Policy-makers, regulators and legislators considering technology in any domain or sector need to take into account the human rights implications of these technologies, through conducting credible Human Rights Impact Assessments.
All human rights stakeholders need to provide better information and analysis as well as actionable advocacy to help them do this better. Local judiciaries and legal communities need support to develop and strengthen their analysis of how technology and human rights interact and intersect, both on the local level and internationally. Intergovernmental, regional and national legislative and policy-making bodies need to take more inter- sectoral approaches to their analysis, particularly in incorporating human rights assessments. Encouragingly, some within the U.S. technology sector are calling for trade talks to incorporate free expression, while some are advocating that foreign aid should be dependent on recipient countries meeting good governance indicators such as a free press or an open internet.
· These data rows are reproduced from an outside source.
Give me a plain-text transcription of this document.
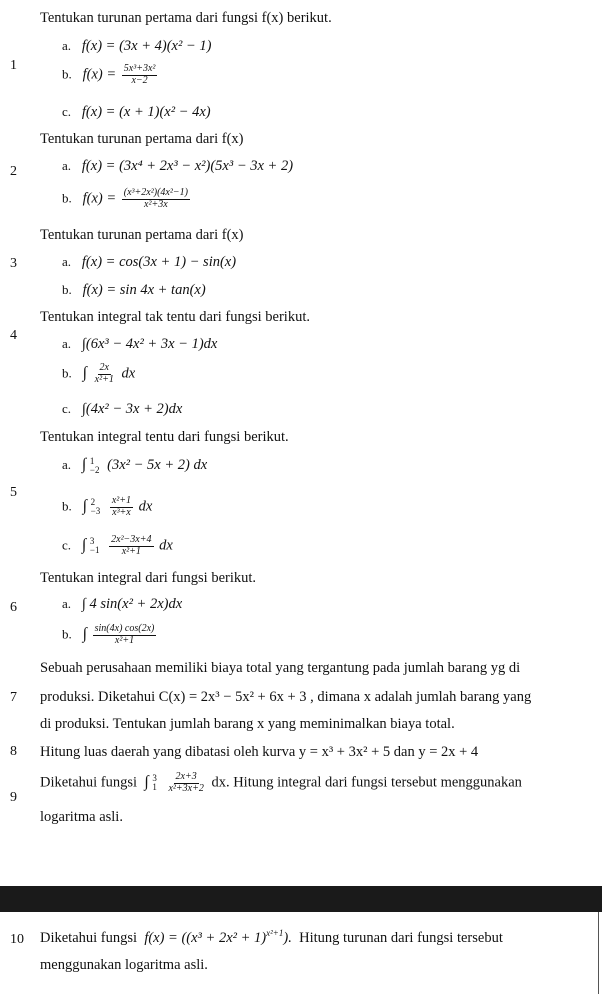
Tentukan turunan pertama dari fungsi f(x) berikut.
1
a. f(x) = (3x + 4)(x² − 1)
b. $f(x) = \frac{\text{5x³+3x²}}{x-2}$
c. f(x) = (x + 1)(x² − 4x)
Tentukan turunan pertama dari f(x)
2	a. f(x) = (3x⁴ + 2x³ − x²)(5x³ − 3x + 2)
b. $f(x) = \frac{\text{(x³+2x²)(4x²−1)}}{\text{x²+3x}}$
Tentukan turunan pertama dari f(x)
3	a. f(x) = cos(3x + 1) − sin(x)
b. f(x) = sin 4x + tan(x)
Tentukan integral tak tentu dari fungsi berikut.
4
a. ∫(6x³ − 4x² + 3x − 1)dx
b. ∫ $\frac{2x}{\text{x²+1}}$ dx
c. ∫(4x² − 3x + 2)dx
Tentukan integral tentu dari fungsi berikut.
5
a. ∫ 1
−2 (3x² − 5x + 2) dx
b. ∫ 2
−3
$\frac{\text{x²+1}}{\text{x³+x}}$ dx
c. ∫ 3
−1
$\frac{\text{2x²−3x+4}}{\text{x²+1}}$ dx
Tentukan integral dari fungsi berikut.
6	a. ∫ 4 sin(x² + 2x)dx
b. ∫ $\frac{\sin(4x) \cos(2x)}{\text{x²+1}}$
7
Sebuah perusahaan memiliki biaya total yang tergantung pada jumlah barang yg di
produksi. Diketahui C(x) = 2x³ − 5x² + 6x + 3 , dimana x adalah jumlah barang yang
di produksi. Tentukan jumlah barang x yang meminimalkan biaya total.
8 Hitung luas daerah yang dibatasi oleh kurva y = x³ + 3x² + 5 dan y = 2x + 4
9
Diketahui fungsi ∫ 3
1
$\frac{2x+3}{\text{x²+3x+2}}$ dx. Hitung integral dari fungsi tersebut menggunakan
logaritma asli.
10 Diketahui fungsi $f(x) = ((x^3 + 2x^2 + 1)^{x^2+1})$. Hitung turunan dari fungsi tersebut
menggunakan logaritma asli.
The recommendations below are an initial subset primarily centered on the U.S. and EU.
1. Review existing legislation for consistency.
- Conduct a comprehensive review of European legislation.
- Ensure human rights-compatible policies are consistent applied across key areas of EU legislation and policy-making, notably business, trade, arms, counter-terrorism, cyber warfare and other relevant sectors.
2. Review legislation in relation to visual privacy issues.
- EU Data Protection Directive and Safe Harbor Principles
- Review the directive in respect to the rise of visual privacy issues.
- Initiate a mechanism to update the directive in line with relevant findings and recommendations.
- Other regional or international groupings of governments having similar legislations must consider similar reviews.
- Focus on human rights dimensions of privacy, and particularly visual privacy in meetings of Privacy Commissioners
3. Review export controls on technologies at the national level as well as the international Wassenaar Arrangement.
- Scrutinize monitoring practices for dual-use technologies.
- Review and update mechanisms of scrutiny for so-called dual-use technologies in line with recent developments in the interaction between technology and human rights.
- Include more clearly the technology hardware and software products produced by Western companies — particularly those used by repressive regimes and other governments for purposes contrary to human rights principles.
- Engage other governments — notably China and Israel — that foster innovation in these kinds of technologies, with a view to encouraging them to adopt similar or shared oversight of this kind.